An Illustrated Childhood thrown together by serra
Filed under: mission
(ed. note: Subbing in for Wil today is a friend and reader, Serra Sewitch. We should have things back on track next week. Enjoy! -dalton)
Fun Home
Alison Bechdel
Fun Home, by Alison Bechdel, is very different from any graphic novel I’ve seen. That’s probably why it won crazy amounts of awards and was voted Best Book of the Year by scads of periodicals including Time, Entertainment Weekly, New York Times, People, SF Chronicle, Village Voice, etc etc.
It’s a memoir. It’s a “tragicomic”. It’s a lesson in literature. It’s a coming out story. It’s a girl struggling with getting to know her distant father. I don’t know if Alison Bechdel herself coined the term “tragicomic” but it definitely fits this book. The illustrations are realistic yet cartoony, and the subject matter is both heart wrenching and chuckle-inducing. I heard that it took her seven years to complete because she drew each frame from photos that she took of herself posing as different characters.
She weaves all kinds of crazy connections and layers- the most obvious one being that her parents are both English teachers and she constantly compares them and their family situation to characters in and authors of various novels, from F. Scott Fitzgerald and Albert Camus, to Daedalus and Icarus in Greek myths. She often speculates about her father’s thoughts and motives based on the notes he scribbled in margins of books and which phrases he happened to underline. Her father’s obsession with antiques and architectural renovation becomes a metaphor for the intricate deceptions he creates to mask his secret of being a closet homosexual; which links to the author’s own sexuality and discovery of self. There is a funny full page illustration of her young self beside her father in front of a mirror getting dressed up for a wedding: the author in “the least girly dress in the store” wishing she could wear pants and sneakers, and the father next to her in a flamboyant velvet suit, saying how he wished they had some kind of straw bonnet she could wear. Her and her father are reversals of each other, which at times brings them closer together. Her father also works as an embalmer at a funeral home (which they call the “fun home”) which brings up various issues of death and decay, an ironic foreshadowing of her father’s own early death (which Bechdel speculates was a suicide) by a Sunbeam bread truck when she is twenty years old. (Don’t worry, she brings this up in the first chapter so I didn’t give away the ending or anything.)

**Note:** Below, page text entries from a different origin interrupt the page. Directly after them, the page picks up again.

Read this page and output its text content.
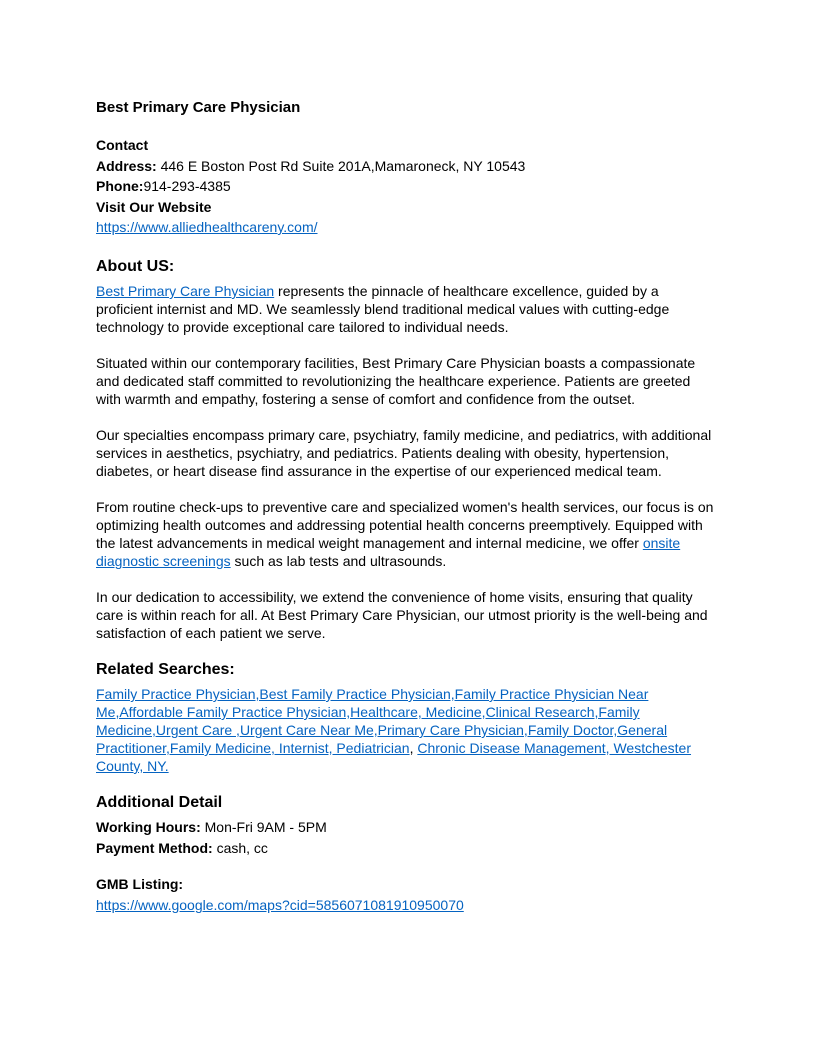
Best Primary Care Physician
Contact
Address: 446 E Boston Post Rd Suite 201A,Mamaroneck, NY 10543
Phone:914-293-4385
Visit Our Website
https://www.alliedhealthcareny.com/
About US:

Best Primary Care Physician represents the pinnacle of healthcare excellence, guided by a proficient internist and MD. We seamlessly blend traditional medical values with cutting-edge technology to provide exceptional care tailored to individual needs.

Situated within our contemporary facilities, Best Primary Care Physician boasts a compassionate and dedicated staff committed to revolutionizing the healthcare experience. Patients are greeted with warmth and empathy, fostering a sense of comfort and confidence from the outset.

Our specialties encompass primary care, psychiatry, family medicine, and pediatrics, with additional services in aesthetics, psychiatry, and pediatrics. Patients dealing with obesity, hypertension, diabetes, or heart disease find assurance in the expertise of our experienced medical team.

From routine check-ups to preventive care and specialized women's health services, our focus is on optimizing health outcomes and addressing potential health concerns preemptively. Equipped with the latest advancements in medical weight management and internal medicine, we offer onsite diagnostic screenings such as lab tests and ultrasounds.

In our dedication to accessibility, we extend the convenience of home visits, ensuring that quality care is within reach for all. At Best Primary Care Physician, our utmost priority is the well-being and satisfaction of each patient we serve.

Related Searches:

Family Practice Physician,Best Family Practice Physician,Family Practice Physician Near Me,Affordable Family Practice Physician,Healthcare, Medicine,Clinical Research,Family Medicine,Urgent Care ,Urgent Care Near Me,Primary Care Physician,Family Doctor,General Practitioner,Family Medicine, Internist, Pediatrician, Chronic Disease Management, Westchester County, NY.

Additional Detail
Working Hours: Mon-Fri 9AM - 5PM
Payment Method: cash, cc
GMB Listing:
https://www.google.com/maps?cid=5856071081910950070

There is so much detail in this story that it’s easy to lose yourself in her world and feel the strange secretive aloofness in her family growing up. It brought up memories for me about what it’s like to be a kid trying to figure things out and sometimes not being able to understand the complex things your parents are going through. This story is about her looking back and trying to make sense of things from an adult perspective.
Pretty amazing.

i tried reading this book and found myself never able to finish it. i don’t know why i couldn’t complete it. as you say, it’s quite amazing and she definitely grows up in a cold, often harsh home that seems to have its moments of warm intensity. but maybe it was just b/c i was finishing up my degree and thus reading god knows how many books a week (probably 5 to 7?!) but i’m guessing i just didn’t put the time in on this book that i should’ve. i think i’ll take another look now that i’m an adult and always bored!